J'ai adoré cet article. Il est terriblement vrai et magnifiquement écrit. Toutes mes félicitations, et au passage bonne année!!
commentaire n° :1 posté par : astredidi le: 03/01/2008 à 03h17
Merci, Astre ! Bonne année à toi aussi... Je te souhaite tout ce que tu désires, en espérant que tu l'obtiennes !
réponse de : Chut ! le: 03/01/2008 à 03h38
Le pardon christique n'est souvent que posture et duplicité " Je suis supérieur à toi qui m'a fait du mal, bien que je te hais et méprise je t'accorde le pardon " . C'est un pardon en forme de bénédiction et non un geste du coeur . Tu ne peux dire pardon à ce guide, mais qui dans la même situation pourrait le faire ... le faire en toute sincérité ? Vis à vis de lui, tu as fait quelque chose de bien plus important que ce mot . Tu l'as invité à partager ta douleur et deuil, dans le moment ou sa faute t'avait brisé . Chut lui accordé ton pardon, ce serait un dénit de ce qui est en toi et ne lui serait d'aucun repos . Il t'écrit pour quêter en apparence ce mot, mais n'est ce pas plus une forme de pénitence qu'il s'impose ? Pourquoi ne pas lui adresser ce que tu viens d'écrire là, tu solderais une part de ta souffrance .

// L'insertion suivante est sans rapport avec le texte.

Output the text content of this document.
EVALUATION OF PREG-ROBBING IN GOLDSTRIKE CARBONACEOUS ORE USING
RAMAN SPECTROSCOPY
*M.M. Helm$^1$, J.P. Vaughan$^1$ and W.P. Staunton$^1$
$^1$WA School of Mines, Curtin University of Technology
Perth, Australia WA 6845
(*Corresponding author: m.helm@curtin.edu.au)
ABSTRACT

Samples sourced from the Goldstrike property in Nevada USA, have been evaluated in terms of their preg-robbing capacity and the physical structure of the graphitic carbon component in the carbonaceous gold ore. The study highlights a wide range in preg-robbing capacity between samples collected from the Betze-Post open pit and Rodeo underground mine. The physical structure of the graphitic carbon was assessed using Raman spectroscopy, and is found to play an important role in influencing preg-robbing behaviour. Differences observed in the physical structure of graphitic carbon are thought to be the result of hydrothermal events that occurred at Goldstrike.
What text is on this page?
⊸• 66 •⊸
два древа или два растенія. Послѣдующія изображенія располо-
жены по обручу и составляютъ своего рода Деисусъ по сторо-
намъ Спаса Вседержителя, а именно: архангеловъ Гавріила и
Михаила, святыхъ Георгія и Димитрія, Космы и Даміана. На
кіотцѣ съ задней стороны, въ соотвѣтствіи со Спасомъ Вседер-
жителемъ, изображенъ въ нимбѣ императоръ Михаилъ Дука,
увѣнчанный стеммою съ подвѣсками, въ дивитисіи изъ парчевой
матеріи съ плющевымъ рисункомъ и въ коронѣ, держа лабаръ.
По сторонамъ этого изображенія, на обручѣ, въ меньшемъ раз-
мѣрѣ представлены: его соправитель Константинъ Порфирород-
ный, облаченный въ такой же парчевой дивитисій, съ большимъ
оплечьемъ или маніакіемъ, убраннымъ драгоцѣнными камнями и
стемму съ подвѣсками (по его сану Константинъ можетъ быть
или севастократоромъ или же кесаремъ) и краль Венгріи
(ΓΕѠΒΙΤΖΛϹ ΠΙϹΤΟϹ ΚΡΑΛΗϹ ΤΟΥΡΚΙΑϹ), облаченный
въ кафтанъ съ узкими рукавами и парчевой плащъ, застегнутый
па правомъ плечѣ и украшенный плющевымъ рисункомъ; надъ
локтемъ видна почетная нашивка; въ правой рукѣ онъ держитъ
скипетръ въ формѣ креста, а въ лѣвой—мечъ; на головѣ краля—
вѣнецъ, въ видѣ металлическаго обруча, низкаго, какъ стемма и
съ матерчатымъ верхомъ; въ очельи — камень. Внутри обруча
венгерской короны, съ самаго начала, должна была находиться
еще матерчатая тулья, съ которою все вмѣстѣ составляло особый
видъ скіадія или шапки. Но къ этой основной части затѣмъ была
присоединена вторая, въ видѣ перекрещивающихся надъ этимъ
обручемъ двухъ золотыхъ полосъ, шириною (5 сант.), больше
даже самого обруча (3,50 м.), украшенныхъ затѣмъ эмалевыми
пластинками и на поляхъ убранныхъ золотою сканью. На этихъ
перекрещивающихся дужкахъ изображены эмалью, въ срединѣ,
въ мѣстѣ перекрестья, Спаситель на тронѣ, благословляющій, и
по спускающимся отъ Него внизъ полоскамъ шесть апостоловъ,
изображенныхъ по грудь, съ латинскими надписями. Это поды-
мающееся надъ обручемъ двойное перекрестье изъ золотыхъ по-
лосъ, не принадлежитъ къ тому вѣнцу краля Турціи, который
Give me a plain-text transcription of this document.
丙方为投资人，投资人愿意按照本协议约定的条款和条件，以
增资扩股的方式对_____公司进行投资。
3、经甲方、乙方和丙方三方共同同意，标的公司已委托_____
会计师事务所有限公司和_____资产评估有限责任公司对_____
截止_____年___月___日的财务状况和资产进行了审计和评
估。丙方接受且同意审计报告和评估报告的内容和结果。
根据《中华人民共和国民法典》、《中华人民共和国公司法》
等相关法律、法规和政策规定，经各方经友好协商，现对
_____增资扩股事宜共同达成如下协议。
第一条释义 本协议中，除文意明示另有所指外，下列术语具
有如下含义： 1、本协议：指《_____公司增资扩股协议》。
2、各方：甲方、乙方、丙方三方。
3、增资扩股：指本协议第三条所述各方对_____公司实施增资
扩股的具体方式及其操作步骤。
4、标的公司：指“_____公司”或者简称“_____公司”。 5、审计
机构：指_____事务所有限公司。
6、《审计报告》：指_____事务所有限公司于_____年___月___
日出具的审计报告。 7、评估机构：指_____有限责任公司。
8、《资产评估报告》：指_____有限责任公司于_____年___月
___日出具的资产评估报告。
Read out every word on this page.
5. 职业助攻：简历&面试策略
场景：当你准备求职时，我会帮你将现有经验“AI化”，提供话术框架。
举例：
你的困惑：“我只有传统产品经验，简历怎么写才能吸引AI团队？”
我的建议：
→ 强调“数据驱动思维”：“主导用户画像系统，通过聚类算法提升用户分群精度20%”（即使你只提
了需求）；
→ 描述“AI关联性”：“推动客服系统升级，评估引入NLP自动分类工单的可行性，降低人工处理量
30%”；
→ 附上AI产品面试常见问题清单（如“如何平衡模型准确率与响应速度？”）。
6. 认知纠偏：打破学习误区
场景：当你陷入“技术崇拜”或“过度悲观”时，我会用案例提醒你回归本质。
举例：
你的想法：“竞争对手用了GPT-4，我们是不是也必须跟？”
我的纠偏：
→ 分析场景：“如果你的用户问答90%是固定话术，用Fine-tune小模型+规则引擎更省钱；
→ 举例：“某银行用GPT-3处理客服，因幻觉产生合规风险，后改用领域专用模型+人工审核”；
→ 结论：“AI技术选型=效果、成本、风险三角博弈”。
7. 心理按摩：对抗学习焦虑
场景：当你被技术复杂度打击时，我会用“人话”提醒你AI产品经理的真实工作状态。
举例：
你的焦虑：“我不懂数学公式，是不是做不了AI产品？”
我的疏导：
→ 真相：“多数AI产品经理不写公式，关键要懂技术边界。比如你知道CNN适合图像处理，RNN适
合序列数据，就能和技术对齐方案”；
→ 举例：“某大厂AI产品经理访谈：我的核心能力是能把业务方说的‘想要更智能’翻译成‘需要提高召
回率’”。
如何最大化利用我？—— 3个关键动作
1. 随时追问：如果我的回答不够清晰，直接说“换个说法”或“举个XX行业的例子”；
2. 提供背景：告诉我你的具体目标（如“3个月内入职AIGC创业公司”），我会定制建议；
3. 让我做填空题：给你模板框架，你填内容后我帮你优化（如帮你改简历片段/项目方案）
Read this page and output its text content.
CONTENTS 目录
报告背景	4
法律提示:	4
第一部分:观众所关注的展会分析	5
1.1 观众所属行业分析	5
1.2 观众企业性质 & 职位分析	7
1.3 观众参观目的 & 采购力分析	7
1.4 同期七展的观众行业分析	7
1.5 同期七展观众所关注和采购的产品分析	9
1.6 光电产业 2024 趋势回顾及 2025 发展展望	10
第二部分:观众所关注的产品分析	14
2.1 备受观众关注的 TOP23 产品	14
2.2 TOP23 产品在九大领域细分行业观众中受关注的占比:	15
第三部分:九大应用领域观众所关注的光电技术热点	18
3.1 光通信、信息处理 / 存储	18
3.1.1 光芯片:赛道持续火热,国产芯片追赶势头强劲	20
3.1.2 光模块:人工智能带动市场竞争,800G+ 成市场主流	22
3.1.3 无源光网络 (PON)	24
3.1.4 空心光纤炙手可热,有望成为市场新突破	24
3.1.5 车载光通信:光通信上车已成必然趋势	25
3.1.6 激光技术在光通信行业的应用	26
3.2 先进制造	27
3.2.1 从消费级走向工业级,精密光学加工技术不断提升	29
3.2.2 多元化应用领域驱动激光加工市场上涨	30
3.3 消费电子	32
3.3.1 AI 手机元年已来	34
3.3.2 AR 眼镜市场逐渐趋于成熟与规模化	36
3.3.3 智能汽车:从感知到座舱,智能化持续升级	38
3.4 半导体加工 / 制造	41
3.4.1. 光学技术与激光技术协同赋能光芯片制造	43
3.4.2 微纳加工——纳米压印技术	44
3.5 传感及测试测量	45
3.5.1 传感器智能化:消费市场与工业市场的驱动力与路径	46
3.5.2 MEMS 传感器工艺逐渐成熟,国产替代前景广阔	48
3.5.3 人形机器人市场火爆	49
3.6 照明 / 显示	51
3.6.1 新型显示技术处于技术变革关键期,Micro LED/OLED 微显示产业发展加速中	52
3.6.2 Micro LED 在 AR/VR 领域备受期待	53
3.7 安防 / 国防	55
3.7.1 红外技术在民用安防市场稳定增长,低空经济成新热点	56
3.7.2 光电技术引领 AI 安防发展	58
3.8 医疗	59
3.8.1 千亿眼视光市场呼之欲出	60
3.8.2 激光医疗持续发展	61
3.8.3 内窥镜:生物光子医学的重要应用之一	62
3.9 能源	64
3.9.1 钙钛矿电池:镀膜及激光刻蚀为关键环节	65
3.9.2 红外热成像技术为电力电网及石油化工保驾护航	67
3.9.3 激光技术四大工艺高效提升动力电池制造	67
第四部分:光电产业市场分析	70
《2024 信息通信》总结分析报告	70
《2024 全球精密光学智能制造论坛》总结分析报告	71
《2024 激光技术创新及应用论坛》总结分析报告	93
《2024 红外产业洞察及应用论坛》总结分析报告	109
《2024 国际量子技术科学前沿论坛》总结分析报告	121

commentaire n° :2 posté par : Trekker le: 03/01/2008 à 03h52
Honnêtement, je ne crois pas qu'il m'ait écrit par pénitence. Rien, dans ses mots, ne me l'a fait penser. Quant à lui adresser ce texte, c'est hors de question. Je ne souhaite aucun contact avec lui. La mort de ma mère nous a d'une certaine façon attachés aux deux bouts de la même corde : lui en tant que responsable, moi en tant que (seconde) victime. Mais je ne veux ni me complaire dans cette position, ni qu'il sache ce que je peux éprouver à présent. En fait, cela ne le concerne pas... ou plus.
réponse de : Chut ! le: 05/01/2008 à 02h02
C'est respecter ce que l'on est, c'est admettre l'intensité de la douleur que de ne pas pardonner, parfois. Je retrouve beaucoup dans cet article, coupine, tu le sais peut être... Plein de bisous!!
commentaire n° :3 posté par : ether-et le: 03/01/2008 à 05h54
Oui, coupiiiiine, je le sais... Allez, je te l'avoue : j'ai aussi pensé très fort à toi en l'écrivant. Tu t'en es douté ? :)
réponse de : Chut ! le: 05/01/2008 à 02h04
J'ai été très émue par ce texte, je l'ai lu et relu. Comme tu t'exprimes bien! Je comprends parfaitement la décision que tu as prise: une limite a été atteinte, rien n'est acceptable au-delà. "Le décès de ma mère m'a projetée dans une autre dimension", dis-tu. J'ai également éprouvé cela: tant de choses ont perdu pour moi toute signification et tout intérêt. Je t'encombre de mes commentaires, excuse-moi, mais j'avais besoin de m'épancher.
commentaire n° :4 posté par : Orage le: 01/02/2009 à 11h51
Non, pas du tout, Orage, tu ne m'encombres pas. Bien au contraire !
Confronté à la mort d'un être cher, on révise, je crois, ses priorités et son échelle de valeur. On se dénude de l'accessoire pour toucher à l'essentiel, et tenter de s'en rapprocher, aec la conscience aiguë que le temps est parfois plus compté qu'on ne le suppose.
De fait, le chemin du deuil peut paradoxalement devenir un chemin... de vie.